As man of the house, it's typically my job to take the dog out first thing in the morning (or so Mrs. Beagle has led me to believe). We have it down to a routine. Alarm goes off, I bundle up, call the dog, and we both stumble/trip/fall down the stairs and out the back door. She does her thing, then I return indoors for a nice hot shower, while she cuddles up with Mrs. Beagle before the second alarm clock goes off. Crunchy snow, however, is a daunting obstacle. Little 12 pound dogs think they can walk on it, get a few steps, then watch a leg spontaneously sink three or four inches while the remainder of the dog splays across the ice. Given the temperature of ice is somewhere below 32°F, it doesn't seem to be a pleasant experience.

Cricket, being a dog of reasonable intelligence (tempering our expectations based on size, of course), realized after her first trip outside in the crunchy snow several days ago that the great outdoors was no longer her friend. This has caused a remarkable improvement in her capacity to "hold it." The next morning when the alarm went off she burrowed herself to the foot of the bed under the covers in a desperate attempt to hide from her destiny. Despite her best attempts, however, nature eventually won and the very full, nearly bursting dog finally found relief by learning to navigate through the treacherous outdoor terrain by staying in tire tracks.

This morning in my delirium, however, I took her out back. No tire tracks. She was hesitant, so I finally placed her in the snow in an area that had been 'de-crunched' by my wanderings over the past couple days. She did her thing, but had to figure out how to get back in the house, as I left her in her island of 'de-crunched' snow and was watching through the window from the much more pleasant indoors. This would be a true test of courage. Would this 12-pound wet nosed quadruped sit and shiver in the middle of the yard, looking pitiful and hoping for salvation from an external source, or would she brave the fearsome crunchy snow and make her way back to the porch and up the steps into the house? Initially she opted for the former, but as help did not arrive, tension mounted.

Cricket weighed her options further, and confronted her challenge head on. Valiantly she ventured a paw forward, testing her weight on the icy layer, pulling it back. Analyzing the situation, she tested the ice again. Gathering her courage, the daring little dog took another step, and another. She was doing it. Our fuzzy hero was almost to the patio when it happened -- all four paws sunk into the snow at once and she landed with a muffled thud and minor squeak, flat on her stomach on the ice. But the Cricket remained undaunted. Boldly pulling herself out of the holes in the frosty snow, she made a dash for the stairs and scrambled up the steps to safety, snagging her treat on the way as she raced back upstairs to the comfort of sheets, comforters, and a flannel blanket.

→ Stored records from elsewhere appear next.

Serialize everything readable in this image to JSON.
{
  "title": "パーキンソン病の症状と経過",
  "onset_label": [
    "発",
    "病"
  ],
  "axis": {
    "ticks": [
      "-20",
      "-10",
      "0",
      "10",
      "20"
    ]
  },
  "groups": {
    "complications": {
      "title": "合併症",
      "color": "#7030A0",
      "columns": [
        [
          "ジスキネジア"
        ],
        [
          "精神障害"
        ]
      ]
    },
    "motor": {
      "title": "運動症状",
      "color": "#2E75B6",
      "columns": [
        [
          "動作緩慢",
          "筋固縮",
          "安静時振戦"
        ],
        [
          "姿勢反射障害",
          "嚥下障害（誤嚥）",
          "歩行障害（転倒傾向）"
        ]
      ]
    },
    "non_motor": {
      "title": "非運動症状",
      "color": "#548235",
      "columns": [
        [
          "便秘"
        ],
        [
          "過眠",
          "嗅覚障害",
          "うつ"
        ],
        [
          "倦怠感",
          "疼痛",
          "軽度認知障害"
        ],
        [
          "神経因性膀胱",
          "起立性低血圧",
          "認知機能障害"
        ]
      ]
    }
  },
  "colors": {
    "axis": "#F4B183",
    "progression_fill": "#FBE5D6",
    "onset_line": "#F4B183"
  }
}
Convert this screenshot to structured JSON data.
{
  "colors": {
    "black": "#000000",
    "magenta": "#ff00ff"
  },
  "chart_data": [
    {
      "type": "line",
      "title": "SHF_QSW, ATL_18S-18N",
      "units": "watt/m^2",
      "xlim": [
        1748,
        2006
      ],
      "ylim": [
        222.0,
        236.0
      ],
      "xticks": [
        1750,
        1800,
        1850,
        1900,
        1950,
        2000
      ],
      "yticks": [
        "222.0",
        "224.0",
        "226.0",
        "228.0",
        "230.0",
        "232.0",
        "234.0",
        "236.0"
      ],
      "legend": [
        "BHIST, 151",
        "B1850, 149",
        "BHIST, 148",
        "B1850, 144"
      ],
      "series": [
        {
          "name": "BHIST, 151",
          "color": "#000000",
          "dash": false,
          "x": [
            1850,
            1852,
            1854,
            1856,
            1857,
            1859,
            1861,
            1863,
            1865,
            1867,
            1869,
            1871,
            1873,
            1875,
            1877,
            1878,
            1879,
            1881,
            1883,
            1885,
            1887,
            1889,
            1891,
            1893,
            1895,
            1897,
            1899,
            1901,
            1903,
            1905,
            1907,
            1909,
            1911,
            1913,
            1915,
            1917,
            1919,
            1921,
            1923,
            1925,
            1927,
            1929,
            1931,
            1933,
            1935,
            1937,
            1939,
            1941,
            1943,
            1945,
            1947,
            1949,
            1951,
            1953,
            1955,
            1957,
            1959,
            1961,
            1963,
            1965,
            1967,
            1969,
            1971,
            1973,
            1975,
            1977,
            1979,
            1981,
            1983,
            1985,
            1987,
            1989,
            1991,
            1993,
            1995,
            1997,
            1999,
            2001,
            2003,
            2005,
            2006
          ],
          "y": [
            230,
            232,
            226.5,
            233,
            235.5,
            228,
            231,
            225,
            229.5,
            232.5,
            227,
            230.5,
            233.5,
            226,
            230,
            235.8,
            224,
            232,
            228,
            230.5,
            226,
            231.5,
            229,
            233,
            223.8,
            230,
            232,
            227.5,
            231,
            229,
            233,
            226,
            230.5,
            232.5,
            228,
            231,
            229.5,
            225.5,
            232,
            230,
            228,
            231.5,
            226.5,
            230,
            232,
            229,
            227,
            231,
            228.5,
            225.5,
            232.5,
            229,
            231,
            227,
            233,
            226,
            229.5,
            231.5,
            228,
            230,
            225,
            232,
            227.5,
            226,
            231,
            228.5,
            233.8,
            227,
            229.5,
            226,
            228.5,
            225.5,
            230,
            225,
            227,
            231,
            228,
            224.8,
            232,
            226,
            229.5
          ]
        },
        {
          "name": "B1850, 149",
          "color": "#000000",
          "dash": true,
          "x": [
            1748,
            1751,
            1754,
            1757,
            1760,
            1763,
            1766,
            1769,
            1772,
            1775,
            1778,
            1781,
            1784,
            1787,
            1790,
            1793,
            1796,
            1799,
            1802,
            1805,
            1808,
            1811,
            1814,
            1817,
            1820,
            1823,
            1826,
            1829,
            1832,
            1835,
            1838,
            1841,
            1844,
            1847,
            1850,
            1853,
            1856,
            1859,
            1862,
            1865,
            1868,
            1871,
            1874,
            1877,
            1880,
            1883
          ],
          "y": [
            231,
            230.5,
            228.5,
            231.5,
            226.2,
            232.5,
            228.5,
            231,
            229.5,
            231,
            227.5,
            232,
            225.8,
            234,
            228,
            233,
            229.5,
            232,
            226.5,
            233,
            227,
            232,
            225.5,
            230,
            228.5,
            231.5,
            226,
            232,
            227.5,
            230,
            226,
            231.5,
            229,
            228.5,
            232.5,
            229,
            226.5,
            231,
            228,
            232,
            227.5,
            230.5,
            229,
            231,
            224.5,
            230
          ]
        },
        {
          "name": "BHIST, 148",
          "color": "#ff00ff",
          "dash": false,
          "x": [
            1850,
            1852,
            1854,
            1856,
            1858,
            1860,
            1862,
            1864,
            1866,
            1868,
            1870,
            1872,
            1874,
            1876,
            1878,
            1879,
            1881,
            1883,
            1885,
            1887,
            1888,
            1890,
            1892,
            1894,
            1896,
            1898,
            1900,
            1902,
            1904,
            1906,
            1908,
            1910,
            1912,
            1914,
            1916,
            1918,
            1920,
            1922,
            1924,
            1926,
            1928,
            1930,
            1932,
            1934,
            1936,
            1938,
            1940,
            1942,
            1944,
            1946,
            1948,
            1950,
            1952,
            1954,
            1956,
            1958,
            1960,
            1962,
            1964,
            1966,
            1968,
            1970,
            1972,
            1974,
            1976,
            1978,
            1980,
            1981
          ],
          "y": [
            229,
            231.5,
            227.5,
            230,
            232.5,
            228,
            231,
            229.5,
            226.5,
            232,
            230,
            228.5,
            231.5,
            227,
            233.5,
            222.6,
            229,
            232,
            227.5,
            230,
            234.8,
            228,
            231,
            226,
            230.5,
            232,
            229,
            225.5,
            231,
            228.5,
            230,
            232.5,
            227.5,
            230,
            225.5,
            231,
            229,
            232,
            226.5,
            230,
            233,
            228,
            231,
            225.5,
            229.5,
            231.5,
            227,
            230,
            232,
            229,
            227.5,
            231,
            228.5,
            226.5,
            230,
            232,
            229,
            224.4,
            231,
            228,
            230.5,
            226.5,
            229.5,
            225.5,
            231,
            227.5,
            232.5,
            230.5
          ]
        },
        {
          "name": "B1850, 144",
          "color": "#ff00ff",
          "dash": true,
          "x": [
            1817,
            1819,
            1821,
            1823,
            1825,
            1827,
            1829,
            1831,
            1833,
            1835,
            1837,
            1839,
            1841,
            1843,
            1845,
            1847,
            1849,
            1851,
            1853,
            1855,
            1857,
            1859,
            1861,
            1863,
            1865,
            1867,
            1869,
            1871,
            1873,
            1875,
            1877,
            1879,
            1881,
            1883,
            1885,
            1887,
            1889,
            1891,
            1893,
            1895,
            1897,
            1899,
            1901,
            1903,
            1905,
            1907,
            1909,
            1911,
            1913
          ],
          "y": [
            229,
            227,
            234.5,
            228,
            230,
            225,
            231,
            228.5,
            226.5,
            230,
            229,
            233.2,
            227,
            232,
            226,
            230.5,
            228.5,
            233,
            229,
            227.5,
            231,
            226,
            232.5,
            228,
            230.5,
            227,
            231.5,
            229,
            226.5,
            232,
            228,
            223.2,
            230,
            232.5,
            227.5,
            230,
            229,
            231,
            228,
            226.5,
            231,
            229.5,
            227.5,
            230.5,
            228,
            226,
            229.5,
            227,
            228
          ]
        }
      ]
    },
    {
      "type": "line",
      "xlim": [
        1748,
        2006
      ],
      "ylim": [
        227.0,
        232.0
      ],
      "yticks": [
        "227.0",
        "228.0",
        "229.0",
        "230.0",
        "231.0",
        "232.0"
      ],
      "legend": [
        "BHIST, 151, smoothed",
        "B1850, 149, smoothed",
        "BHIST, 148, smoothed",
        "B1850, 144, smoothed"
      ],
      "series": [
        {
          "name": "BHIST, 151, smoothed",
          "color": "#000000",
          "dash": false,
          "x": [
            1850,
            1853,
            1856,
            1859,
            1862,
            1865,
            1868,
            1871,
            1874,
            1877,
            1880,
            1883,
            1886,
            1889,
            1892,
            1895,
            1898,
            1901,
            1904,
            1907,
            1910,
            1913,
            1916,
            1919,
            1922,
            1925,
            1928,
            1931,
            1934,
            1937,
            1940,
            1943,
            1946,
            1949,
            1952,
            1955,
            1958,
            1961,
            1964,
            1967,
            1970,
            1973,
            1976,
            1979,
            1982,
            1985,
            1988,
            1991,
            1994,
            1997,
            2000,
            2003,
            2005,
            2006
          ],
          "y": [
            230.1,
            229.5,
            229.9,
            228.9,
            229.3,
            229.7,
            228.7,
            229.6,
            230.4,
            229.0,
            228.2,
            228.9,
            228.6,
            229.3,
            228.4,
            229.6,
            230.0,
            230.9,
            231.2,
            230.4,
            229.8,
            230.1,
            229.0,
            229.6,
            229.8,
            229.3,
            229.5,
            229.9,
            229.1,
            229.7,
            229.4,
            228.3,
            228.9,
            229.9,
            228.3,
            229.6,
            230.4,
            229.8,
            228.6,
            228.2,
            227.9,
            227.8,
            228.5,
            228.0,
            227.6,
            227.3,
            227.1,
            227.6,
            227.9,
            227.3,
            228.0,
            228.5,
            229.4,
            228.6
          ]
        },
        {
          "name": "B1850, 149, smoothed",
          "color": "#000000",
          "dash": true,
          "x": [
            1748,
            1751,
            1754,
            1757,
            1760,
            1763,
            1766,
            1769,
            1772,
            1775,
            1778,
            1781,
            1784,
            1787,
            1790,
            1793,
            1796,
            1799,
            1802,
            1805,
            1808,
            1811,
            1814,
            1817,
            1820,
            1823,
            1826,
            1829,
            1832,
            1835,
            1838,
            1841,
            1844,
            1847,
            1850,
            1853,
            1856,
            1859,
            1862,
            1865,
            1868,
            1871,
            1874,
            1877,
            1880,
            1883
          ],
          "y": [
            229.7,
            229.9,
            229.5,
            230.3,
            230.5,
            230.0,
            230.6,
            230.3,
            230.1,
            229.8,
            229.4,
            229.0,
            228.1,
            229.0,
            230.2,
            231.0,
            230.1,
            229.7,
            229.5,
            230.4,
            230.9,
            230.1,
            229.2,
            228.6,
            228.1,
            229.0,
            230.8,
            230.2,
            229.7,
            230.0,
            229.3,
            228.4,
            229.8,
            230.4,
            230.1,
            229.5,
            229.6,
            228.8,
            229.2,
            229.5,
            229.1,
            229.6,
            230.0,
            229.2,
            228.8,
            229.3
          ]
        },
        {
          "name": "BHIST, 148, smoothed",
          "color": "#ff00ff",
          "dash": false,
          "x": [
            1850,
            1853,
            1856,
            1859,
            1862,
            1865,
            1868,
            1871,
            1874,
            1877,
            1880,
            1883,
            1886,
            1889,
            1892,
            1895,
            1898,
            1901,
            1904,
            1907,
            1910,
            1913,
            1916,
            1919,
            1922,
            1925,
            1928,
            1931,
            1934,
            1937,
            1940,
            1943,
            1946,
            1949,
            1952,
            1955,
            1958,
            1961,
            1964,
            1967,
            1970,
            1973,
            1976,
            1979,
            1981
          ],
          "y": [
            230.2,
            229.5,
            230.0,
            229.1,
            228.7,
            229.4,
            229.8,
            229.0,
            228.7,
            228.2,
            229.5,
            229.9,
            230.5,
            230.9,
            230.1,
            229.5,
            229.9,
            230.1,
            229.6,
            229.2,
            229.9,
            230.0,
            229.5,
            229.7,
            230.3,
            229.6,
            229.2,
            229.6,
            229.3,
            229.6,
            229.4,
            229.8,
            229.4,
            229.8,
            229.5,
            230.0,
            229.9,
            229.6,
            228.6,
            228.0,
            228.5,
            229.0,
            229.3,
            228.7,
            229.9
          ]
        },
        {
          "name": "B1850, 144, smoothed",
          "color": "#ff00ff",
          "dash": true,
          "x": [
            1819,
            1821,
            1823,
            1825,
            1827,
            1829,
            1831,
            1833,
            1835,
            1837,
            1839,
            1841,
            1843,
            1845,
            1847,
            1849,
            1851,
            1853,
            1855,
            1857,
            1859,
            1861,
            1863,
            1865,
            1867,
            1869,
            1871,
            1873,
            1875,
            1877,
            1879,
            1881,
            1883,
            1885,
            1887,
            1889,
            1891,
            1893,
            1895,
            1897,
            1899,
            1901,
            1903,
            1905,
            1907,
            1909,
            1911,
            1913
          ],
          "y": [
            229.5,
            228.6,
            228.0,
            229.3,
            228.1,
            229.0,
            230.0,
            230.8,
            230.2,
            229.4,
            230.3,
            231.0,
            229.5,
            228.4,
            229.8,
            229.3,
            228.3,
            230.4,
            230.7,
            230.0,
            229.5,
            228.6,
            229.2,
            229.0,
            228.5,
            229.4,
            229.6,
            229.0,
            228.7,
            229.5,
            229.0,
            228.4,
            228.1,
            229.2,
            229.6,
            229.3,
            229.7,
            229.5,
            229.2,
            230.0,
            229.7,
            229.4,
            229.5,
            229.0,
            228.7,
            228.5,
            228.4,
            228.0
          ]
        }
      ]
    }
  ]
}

We all have days littered with crunchy snow. Here's to the courage to venture forward, pick ourselves up off the ice when we fall through, and continue through our challenges until we receive our rewards and return to comfortable, safe territory.

Late-Breaking Update: Mrs. Beagle reports that upon taking Cricket out again later in the morning, Cricket, with but a modicum of initial hesitation, had no issues in again venturing out onto the crunchy snow. The fear has been conquered!

1 comment:

Tom Stormcrowe and Crazylady said...

You've definitely got a cute dog there.....

Best of luck in your Tour de Cure effort as well. :D Thanks for the visit.